Re: [tap] Parse error vs failure

Michael G Schwern <schwern@pobox.com> Wed, 04 February 2009 06:58 UTC

Message-ID: <49893C64.1050604@pobox.com>
Date: Tue, 03 Feb 2009 22:57:40 -0800
From: Michael G Schwern <schwern@pobox.com>
User-Agent: Thunderbird 2.0.0.19 (Macintosh/20081209)
MIME-Version: 1.0
To: Ovid <publiustemp-tapx@yahoo.com>
References: <4984B200.6060907@pobox.com> <439925.21633.qm@web65707.mail.ac4.yahoo.com>
In-Reply-To: <439925.21633.qm@web65707.mail.ac4.yahoo.com>
Content-Type: text/plain; charset="UTF-8"
Content-Transfer-Encoding: 7bit
Cc: tap@ietf.org
Subject: Re: [tap] Parse error vs failure
Precedence: list

Ovid wrote:
> ----- Original Message ----
>
>> From: Michael G Schwern <schwern@pobox.com>
>
>> In Oslo, when we came across an edge case that was considered nonsense, the
>> tendency was to say that its a parse error.  For example, "not ok 4 # SKIP",
>> because why would you fail a test that didn't run?  Also "1..0" without a
>> skip, because why would you not run any tests and yet not skip the test?
>
> Your arguments made sense, but I have a question: what does 'not ok
> 4 # SKIP' even mean?  To my mind, that's a parse error because
> something has gone horribly wrong or the person writing the TAP
> producer is terribly confused.  There's no way the parser can
> understand what the intent is, so making it a parse error makes
> sense to me because if *I* can't parse it, how can a TAP consumer?
>
> I know I'm the odd man out here and I don't feel strongly enough
> about this to fight it :)

I think the important thing here is the difference between a syntax
error and a semantic error.  Let me illustrate:

"The color eight died" is syntactically correct.  There's the noun
"eight", modified by the adjective "color" and the verb "died" which
"the color eight" did.  There is meaning there to be parsed.  You can
draw a sentence diagram for it.  It is English.

"The color eight died" is a semantic error.  It is nonsense.  Eight is
not a color and numbers don't die.

You can have something which is syntactically correct but semantic
nonsense, and there is still meaning in semantic nonsense.
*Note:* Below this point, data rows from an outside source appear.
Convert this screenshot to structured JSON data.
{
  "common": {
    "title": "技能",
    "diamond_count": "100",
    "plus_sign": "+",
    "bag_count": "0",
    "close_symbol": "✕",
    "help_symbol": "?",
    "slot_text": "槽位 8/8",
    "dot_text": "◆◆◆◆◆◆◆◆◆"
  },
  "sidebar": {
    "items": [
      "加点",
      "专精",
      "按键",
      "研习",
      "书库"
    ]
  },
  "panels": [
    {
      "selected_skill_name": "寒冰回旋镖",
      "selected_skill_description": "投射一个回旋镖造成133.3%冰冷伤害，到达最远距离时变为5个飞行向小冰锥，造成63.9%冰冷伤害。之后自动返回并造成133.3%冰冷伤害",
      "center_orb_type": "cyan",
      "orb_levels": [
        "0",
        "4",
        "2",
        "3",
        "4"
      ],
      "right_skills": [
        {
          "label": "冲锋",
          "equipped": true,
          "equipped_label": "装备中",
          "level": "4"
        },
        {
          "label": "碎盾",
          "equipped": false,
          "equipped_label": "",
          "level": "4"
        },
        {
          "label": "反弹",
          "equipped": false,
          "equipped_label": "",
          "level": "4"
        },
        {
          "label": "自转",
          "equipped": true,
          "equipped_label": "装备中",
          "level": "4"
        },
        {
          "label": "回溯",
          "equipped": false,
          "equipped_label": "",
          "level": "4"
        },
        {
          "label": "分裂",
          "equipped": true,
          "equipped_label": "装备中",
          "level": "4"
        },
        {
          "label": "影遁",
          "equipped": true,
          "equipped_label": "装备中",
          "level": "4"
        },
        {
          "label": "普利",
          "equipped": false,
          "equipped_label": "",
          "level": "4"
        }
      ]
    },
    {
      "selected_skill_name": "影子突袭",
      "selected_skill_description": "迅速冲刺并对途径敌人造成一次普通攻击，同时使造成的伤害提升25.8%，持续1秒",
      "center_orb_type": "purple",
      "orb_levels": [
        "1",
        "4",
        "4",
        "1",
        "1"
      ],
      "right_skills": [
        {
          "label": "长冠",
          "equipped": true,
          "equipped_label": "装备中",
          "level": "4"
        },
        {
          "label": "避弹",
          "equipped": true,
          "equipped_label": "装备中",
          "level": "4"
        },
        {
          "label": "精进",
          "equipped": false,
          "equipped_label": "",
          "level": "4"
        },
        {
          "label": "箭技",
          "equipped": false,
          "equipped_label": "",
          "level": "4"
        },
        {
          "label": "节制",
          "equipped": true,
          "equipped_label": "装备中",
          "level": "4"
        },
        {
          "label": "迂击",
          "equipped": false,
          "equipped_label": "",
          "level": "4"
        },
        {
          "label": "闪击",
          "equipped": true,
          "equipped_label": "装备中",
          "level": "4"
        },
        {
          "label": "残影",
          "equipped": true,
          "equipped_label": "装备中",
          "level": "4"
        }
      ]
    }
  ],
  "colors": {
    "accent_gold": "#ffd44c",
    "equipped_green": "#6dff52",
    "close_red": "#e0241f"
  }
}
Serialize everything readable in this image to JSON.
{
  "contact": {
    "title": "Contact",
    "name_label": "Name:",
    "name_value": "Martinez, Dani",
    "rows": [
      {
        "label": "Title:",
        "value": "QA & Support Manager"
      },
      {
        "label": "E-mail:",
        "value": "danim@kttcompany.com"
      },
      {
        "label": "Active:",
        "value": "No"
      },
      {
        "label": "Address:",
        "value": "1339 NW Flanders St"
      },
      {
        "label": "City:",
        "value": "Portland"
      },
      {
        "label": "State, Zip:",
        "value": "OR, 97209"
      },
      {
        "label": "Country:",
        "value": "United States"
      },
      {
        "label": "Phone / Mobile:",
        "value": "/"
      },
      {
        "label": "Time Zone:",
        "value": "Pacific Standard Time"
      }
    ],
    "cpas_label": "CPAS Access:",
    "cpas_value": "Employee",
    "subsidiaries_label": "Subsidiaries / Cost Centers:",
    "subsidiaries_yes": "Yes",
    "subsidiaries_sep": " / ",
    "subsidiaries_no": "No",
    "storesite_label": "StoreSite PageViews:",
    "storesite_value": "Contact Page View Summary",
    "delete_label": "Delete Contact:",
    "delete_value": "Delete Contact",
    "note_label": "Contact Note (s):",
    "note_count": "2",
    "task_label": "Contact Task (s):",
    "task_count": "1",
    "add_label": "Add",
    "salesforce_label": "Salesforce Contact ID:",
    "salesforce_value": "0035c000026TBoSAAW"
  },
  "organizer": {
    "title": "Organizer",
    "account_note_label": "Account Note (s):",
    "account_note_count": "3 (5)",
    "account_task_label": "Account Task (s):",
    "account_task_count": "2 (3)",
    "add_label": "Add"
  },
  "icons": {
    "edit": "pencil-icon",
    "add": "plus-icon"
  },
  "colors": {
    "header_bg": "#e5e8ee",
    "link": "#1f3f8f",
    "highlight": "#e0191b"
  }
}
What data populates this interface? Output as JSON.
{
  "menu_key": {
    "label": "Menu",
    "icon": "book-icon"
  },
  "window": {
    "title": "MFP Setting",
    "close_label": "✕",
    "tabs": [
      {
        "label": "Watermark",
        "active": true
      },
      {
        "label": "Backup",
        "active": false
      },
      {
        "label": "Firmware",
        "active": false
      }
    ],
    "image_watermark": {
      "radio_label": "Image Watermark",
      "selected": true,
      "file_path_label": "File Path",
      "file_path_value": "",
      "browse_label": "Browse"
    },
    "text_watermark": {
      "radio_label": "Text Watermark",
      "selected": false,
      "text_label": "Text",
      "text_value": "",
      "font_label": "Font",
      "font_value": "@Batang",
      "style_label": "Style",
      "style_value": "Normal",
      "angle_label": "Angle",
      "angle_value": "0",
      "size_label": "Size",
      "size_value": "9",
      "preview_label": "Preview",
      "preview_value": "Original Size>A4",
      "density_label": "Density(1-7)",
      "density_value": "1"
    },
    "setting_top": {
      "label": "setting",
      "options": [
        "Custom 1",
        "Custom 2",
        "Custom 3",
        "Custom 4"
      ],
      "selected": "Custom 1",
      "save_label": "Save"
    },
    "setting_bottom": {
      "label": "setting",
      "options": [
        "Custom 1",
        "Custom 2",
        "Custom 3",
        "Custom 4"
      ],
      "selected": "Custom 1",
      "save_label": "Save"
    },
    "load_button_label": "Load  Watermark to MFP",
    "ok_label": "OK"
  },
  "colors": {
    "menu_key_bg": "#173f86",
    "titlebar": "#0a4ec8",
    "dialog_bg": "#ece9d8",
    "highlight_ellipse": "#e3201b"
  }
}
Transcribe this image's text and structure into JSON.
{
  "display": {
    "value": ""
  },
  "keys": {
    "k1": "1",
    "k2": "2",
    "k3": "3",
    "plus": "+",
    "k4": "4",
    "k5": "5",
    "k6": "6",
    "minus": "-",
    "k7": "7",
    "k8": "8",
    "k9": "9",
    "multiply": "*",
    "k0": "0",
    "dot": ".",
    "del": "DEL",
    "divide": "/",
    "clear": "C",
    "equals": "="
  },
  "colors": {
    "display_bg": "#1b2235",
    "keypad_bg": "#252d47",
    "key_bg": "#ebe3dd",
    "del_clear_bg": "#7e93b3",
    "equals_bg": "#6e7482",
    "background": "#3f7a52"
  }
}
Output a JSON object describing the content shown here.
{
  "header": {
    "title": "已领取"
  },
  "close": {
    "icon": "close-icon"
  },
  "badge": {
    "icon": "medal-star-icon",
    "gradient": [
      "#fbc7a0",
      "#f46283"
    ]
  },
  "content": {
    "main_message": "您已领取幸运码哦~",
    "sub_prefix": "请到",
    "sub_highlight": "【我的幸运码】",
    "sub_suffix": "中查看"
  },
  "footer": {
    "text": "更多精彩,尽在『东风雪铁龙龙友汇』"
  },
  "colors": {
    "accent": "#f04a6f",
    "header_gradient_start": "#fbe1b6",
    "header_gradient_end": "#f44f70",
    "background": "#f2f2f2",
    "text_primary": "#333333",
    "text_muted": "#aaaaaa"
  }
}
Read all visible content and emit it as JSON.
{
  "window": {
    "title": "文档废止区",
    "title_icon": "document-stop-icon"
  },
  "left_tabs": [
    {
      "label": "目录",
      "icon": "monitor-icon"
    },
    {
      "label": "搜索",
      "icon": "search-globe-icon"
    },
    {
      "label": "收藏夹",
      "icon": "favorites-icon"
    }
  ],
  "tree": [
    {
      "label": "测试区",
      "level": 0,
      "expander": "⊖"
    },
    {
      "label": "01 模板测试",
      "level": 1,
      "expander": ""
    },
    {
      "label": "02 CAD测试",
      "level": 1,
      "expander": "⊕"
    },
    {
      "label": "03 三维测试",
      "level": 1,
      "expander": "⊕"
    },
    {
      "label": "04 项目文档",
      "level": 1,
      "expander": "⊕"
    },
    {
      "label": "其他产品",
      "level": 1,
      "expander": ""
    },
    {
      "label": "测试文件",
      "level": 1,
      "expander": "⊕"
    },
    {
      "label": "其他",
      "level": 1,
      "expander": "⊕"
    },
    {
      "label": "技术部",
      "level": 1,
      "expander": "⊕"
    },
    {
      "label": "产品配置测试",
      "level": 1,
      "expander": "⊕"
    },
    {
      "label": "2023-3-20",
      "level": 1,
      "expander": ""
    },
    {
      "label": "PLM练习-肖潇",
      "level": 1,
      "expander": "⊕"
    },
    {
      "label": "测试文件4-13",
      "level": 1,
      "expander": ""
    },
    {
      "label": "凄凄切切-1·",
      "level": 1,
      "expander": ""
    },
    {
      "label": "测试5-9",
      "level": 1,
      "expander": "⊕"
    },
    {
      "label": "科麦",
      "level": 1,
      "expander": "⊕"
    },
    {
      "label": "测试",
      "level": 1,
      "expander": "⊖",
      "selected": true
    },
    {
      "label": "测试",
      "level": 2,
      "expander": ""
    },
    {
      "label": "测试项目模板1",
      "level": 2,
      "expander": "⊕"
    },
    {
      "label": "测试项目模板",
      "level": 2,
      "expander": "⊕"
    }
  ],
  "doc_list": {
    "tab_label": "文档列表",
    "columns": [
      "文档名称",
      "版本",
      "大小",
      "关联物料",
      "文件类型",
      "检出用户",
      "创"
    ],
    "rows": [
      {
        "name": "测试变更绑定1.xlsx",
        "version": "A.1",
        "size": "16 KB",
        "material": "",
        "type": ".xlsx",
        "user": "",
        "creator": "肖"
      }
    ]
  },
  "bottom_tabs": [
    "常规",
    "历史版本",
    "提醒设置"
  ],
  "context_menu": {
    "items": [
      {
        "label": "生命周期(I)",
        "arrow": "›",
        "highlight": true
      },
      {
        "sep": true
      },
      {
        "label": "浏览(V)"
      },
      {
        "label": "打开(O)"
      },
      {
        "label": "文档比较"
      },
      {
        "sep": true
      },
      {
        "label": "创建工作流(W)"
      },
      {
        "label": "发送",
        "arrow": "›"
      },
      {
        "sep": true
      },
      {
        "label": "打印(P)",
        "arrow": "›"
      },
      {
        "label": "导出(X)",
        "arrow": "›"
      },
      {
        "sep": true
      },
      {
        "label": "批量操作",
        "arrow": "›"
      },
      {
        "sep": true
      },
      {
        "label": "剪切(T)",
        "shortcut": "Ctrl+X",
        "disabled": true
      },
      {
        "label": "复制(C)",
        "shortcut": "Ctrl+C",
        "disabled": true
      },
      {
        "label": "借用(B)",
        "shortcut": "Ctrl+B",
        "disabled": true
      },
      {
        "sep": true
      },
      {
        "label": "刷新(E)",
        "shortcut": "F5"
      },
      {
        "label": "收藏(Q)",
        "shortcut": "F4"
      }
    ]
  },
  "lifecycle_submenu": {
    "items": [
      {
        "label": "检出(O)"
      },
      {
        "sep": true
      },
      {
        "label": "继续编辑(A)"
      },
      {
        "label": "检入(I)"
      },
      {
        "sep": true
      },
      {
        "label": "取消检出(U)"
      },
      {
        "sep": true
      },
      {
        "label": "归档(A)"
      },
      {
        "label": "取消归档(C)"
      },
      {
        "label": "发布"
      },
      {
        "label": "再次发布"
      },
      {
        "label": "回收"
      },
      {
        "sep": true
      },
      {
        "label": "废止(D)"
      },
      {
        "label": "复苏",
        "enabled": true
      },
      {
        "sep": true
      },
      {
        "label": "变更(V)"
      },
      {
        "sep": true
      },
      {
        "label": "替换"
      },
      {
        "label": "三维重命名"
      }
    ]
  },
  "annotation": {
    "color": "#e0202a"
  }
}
"not ok 4 # SKIP" is syntactically correct.  It applies to test #4.
That test failed.  The code was not run.

"not ok 4 # SKIP" is semantic nonsense.  You don't fail a test you
never ran.

Pragmatically, something has gone terribly wrong and the consumer
should flag that line.  So the desired result is still there for a
syntax error or a semantic error.  I hope that's clear, it still
results in an error.

This is, to a certain extent, splitting hairs, but that's part of what
formalizing TAP is about.  However, there are practical implementation
advantages to making it a semantic error.  Consider a grammar-based TAP
parser, rather than using ad-hoc regexes.

* Simpler grammar.

A test result line can be described as:

Test-Result [SP Test-Number] [SP Description] [SP # SP Directive [SP Reason]]

Allowing all combinations of Test-Results with Directives.  Meaning is applied
after they are parsed.

Whereas if "not ok 4 # SKIP" is made a syntax error that exception has
to be written into the grammar so we need to spell out all the combinations:

Test-Result-Line = Simple-OK / Simple-Fail / Passing-TODO /
                   Failing-TODO / Passing-SKIP
Simple-OK       = "ok" [SP Test-Number] [SP Description]        ; pass
Simple-Fail     = "not ok" [SP Test-Number] [SP Description]    ; fail
Passing-TODO    = Simple-OK   SP TODO-Directive                 ; pass
Failing-TODO    = Simple-Fail SP TODO-Directive                 ; pass
Passing-SKIP    = Simple-OK   SP SKIP-Directive                 ; pass

Which you might want to do to grammatically determine passing or failing, but
it does leave us with no basic definition for a test result line.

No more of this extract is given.